SEOUL, March 1 (Korea Bizwire) — Vowing for carbon neutrality by 2050, the steel industry is scrambling to develop hydrogen reduction iron and steel production technology.
POSCO, the world’s fifth-largest steelmaker by output, recently joined hands with Hyundai Motor Group to develop steel production technology that uses hydrogen instead of coal to produce iron.
The technology uses hydrogen as a reducing agent to separate oxygen from iron ore, leaving behind water and iron.
Currently, steelmakers use carbon monoxide, gas created from burning coal, as a reducing agent to produce iron.
Putting iron ore and coal into a furnace and melting them at a temperature of more than 1,500 degrees Celsius produces carbon monoxide, which separates oxygen from the iron ore. This process, however, also emits carbon dioxide.
This is the primary reason why the steelmaking industry is one of the largest emitters of greenhouse gases. POSCO accounts for as much as 70 percent of all carbon emissions from the South Korean steel industry.
The new hydrogen reduction technology will replace all traditional furnaces at steel plants with fluidized reduction furnaces.
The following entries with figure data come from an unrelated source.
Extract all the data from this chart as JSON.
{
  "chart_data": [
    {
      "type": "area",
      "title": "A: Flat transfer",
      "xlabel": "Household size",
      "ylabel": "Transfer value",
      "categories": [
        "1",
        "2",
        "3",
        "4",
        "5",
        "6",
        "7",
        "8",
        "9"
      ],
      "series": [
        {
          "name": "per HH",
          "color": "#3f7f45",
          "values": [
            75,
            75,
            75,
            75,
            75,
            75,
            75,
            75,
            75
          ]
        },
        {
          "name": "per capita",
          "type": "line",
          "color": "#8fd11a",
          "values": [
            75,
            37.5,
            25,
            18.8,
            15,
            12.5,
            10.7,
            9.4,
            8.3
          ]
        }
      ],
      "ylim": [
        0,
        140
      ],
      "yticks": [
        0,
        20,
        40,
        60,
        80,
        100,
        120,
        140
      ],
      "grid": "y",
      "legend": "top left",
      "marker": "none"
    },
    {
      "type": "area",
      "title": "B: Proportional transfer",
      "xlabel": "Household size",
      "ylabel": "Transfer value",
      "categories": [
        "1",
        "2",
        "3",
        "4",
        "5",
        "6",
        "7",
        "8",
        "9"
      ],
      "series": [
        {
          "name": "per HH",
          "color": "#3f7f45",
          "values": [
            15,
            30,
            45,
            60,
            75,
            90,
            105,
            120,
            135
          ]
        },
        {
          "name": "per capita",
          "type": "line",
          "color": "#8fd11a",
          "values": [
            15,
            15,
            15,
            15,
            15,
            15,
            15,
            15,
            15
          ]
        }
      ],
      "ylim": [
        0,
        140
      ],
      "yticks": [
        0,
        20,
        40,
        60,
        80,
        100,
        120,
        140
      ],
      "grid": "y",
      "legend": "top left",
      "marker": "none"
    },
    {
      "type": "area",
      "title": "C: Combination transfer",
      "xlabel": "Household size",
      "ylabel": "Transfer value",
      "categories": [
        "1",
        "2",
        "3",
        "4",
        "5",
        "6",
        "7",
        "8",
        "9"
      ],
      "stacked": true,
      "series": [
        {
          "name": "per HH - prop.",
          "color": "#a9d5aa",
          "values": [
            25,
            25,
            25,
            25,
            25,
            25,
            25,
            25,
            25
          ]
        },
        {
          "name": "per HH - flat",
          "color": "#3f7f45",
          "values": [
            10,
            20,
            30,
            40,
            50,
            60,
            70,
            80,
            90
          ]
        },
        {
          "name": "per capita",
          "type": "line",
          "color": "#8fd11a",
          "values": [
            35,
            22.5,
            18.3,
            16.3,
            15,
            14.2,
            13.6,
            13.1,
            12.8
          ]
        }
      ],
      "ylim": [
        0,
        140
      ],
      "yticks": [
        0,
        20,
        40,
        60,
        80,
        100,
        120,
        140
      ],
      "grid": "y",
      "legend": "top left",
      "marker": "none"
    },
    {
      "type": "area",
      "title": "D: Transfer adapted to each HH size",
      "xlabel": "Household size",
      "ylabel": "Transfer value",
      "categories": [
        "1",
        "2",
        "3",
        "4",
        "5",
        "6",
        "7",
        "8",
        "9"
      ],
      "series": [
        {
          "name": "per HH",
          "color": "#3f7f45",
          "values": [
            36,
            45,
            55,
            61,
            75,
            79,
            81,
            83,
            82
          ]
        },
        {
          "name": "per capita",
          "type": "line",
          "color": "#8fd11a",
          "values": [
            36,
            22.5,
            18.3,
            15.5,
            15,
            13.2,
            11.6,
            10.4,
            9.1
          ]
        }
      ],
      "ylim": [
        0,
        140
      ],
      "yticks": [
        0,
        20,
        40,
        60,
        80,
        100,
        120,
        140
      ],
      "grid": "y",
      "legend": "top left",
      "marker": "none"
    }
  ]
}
The reduced iron produced from these furnaces is melted down in an electric furnace to create various steel products.
This, however, requires a massive external supply of electricity.
“Renewable energy such as solar and wind power are crucial in producing green hydrogen,” POSCO said. “Countries incapable of producing green hydrogen will have no choice but to rely on foreign imports.”